The decisions by Germany are essential to the survival or otherwise of the Euro. As argued before on this blog, Germany faces an impossible position; it wants the survival of the Euro but is unable to take the steps necessary to ensure this. In a great piece Acting Man calls it An Intractable Problem.
LONDON, Nov 23 (Reuters) - German government bonds fell sharply on Wednesday after investors shunned the country's auction of new 10-year debt, signalling that the fast-spreading euro zone crisis was eroding the safe haven status of German debt.
Germany drew significantly less [sic] bids than the amount on offer for its Bunds, with investors deterred by very low yields. The euro zone powerhouse was caught between the best and worst possible scenarios on the euro zone crisis.
"It is a complete and utter disaster," said Marc Ostwald, strategist at Monument Securities in London. "If Germany can only manage a 0.65 cover in actual terms for what is going to be their next benchmark then what hope for everybody else?"
"It really tells you that the Bund yields are at the completely wrong level ... never mind that they are a safe haven. There's certainly a partial element of 'they (investors)would rather not have euros' in there."

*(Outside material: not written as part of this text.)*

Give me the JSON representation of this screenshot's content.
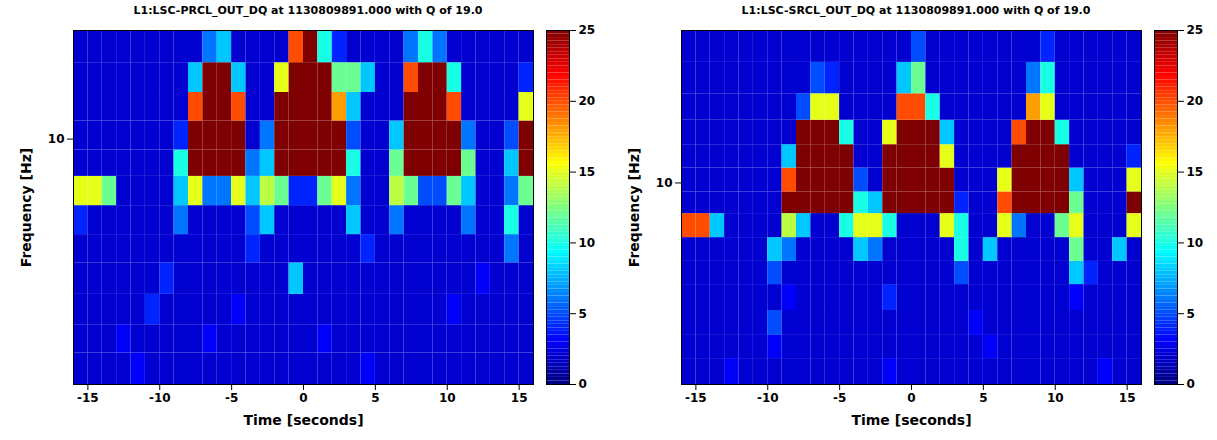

The EU of course is arguing for more integration via Eurobonds as a solution:
The EC is launching a consultation to assess if the 17 eurozone countries can issue the bonds to raise cash.But the EU must know that this would be illegal under German Constitutional Court rulings, it makes one wonder whether not only is this the last desperate throw of the dice for more integration but the laying of the groundwork for the blame game when it all goes pear shaped - that it was Germany's fault for not listening to the EC and its 'messiah' Barroso. The collapse of the Euro will cause enormous political ramifications and fallout.
Mr Barroso's 'stability bonds' plan would see much more investigation and control of the budgets of countries within the eurozone, to avoid a repeat of the bailouts and crises affecting the region.

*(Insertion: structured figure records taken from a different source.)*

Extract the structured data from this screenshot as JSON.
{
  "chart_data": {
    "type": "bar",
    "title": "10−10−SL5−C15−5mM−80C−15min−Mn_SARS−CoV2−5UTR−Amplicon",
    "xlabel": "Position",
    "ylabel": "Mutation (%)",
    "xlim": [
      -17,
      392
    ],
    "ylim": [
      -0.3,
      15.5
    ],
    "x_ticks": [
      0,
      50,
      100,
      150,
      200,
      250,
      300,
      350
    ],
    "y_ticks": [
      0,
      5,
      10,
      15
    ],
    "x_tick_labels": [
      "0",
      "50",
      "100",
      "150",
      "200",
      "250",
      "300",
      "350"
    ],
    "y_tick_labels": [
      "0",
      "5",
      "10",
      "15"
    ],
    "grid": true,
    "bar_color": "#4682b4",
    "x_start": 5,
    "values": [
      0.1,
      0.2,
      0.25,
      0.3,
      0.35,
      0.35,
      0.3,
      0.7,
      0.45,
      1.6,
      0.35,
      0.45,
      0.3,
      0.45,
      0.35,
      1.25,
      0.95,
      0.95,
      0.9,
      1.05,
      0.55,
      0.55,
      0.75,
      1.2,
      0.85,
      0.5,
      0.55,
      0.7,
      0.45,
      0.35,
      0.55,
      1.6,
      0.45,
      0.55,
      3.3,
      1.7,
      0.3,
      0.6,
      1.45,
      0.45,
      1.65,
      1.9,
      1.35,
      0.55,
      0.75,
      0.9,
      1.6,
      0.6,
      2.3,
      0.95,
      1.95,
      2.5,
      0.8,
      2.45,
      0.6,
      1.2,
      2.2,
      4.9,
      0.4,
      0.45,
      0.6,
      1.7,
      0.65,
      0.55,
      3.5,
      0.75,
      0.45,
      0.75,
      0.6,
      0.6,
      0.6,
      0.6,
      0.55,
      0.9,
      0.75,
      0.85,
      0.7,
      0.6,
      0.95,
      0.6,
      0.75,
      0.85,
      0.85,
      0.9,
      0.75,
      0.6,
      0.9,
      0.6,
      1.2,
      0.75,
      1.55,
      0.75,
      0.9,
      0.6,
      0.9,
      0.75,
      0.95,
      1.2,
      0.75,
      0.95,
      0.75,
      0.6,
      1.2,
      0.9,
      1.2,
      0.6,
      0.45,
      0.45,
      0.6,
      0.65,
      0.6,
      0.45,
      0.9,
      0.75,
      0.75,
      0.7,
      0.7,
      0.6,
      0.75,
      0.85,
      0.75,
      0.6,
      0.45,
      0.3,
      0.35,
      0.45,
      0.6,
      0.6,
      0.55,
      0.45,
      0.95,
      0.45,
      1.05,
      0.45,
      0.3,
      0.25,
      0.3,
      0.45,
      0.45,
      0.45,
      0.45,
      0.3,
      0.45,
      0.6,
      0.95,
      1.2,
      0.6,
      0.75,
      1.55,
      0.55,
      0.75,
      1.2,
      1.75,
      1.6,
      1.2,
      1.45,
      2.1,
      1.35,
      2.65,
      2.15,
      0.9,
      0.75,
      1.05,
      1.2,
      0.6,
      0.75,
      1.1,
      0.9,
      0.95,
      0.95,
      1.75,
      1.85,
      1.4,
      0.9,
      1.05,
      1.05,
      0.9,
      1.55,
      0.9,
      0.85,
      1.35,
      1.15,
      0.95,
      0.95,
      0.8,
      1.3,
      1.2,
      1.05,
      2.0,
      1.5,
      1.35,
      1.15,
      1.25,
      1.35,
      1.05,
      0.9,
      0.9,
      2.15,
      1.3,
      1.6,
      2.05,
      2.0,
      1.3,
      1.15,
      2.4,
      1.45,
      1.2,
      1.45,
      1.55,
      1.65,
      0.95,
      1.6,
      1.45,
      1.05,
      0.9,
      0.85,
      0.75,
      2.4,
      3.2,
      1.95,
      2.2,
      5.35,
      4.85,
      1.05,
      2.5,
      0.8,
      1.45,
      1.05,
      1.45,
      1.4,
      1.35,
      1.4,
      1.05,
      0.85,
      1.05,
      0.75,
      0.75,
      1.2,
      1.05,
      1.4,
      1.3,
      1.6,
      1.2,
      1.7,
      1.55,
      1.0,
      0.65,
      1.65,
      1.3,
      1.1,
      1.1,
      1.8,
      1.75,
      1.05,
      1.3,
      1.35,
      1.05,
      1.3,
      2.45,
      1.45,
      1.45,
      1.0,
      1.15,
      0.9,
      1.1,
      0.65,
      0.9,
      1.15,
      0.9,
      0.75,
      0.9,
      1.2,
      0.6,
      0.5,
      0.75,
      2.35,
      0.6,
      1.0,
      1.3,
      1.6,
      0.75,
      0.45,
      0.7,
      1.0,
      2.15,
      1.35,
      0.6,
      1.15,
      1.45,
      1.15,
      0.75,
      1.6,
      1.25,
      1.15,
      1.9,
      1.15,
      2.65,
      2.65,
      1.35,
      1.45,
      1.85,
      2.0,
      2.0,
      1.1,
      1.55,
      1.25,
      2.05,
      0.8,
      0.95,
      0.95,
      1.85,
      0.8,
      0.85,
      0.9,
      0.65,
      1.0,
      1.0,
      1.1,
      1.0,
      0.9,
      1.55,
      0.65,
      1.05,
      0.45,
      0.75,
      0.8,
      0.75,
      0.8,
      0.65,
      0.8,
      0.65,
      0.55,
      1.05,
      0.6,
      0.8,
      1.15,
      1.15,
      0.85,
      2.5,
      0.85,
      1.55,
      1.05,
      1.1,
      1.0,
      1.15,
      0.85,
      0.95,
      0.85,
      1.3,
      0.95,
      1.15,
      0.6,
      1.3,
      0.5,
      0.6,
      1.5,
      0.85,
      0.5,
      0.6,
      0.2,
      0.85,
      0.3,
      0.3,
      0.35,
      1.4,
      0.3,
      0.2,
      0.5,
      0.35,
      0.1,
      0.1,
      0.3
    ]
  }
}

The Financial Times has interesting piece that the markets have effectively 'smoked out' a stealth operation by the Bundesbank to try to control the German bond market, which spectacularly failed this morning:
That, alongside the fact that the Bundesbank is retaining an ever greater share of bonds from auction, suggests only one thing to the logical mind. It is the Bundesbank which is cornering the bund market on purpose. And it’s doing so to ensure that the one last repo rate in Europe that can be controlled remains suppressed.One thing is for sure, though, now that Eurozone contagion has infected Germany, it's game over.
The rate is important to suppress because almost all interbank funding is now done on a secured basis against the best quality collateral. Which implies two important points: 1) that the ECB itself has lost control and depends almost entirely on the Bundesbank to enforce its low rate policy target and 2) that the Bundesbank is having to retain more bunds from the market than ever before just to ensure the last functioning repo rate in Europe doesn’t spiral out of control.
That, we would say, is a big deal.
Whatever the case, Wednesday’s auction suggests the Bundesbank’s stealth operation has finally been outed. The question is, will the Bundesbank now be broken too?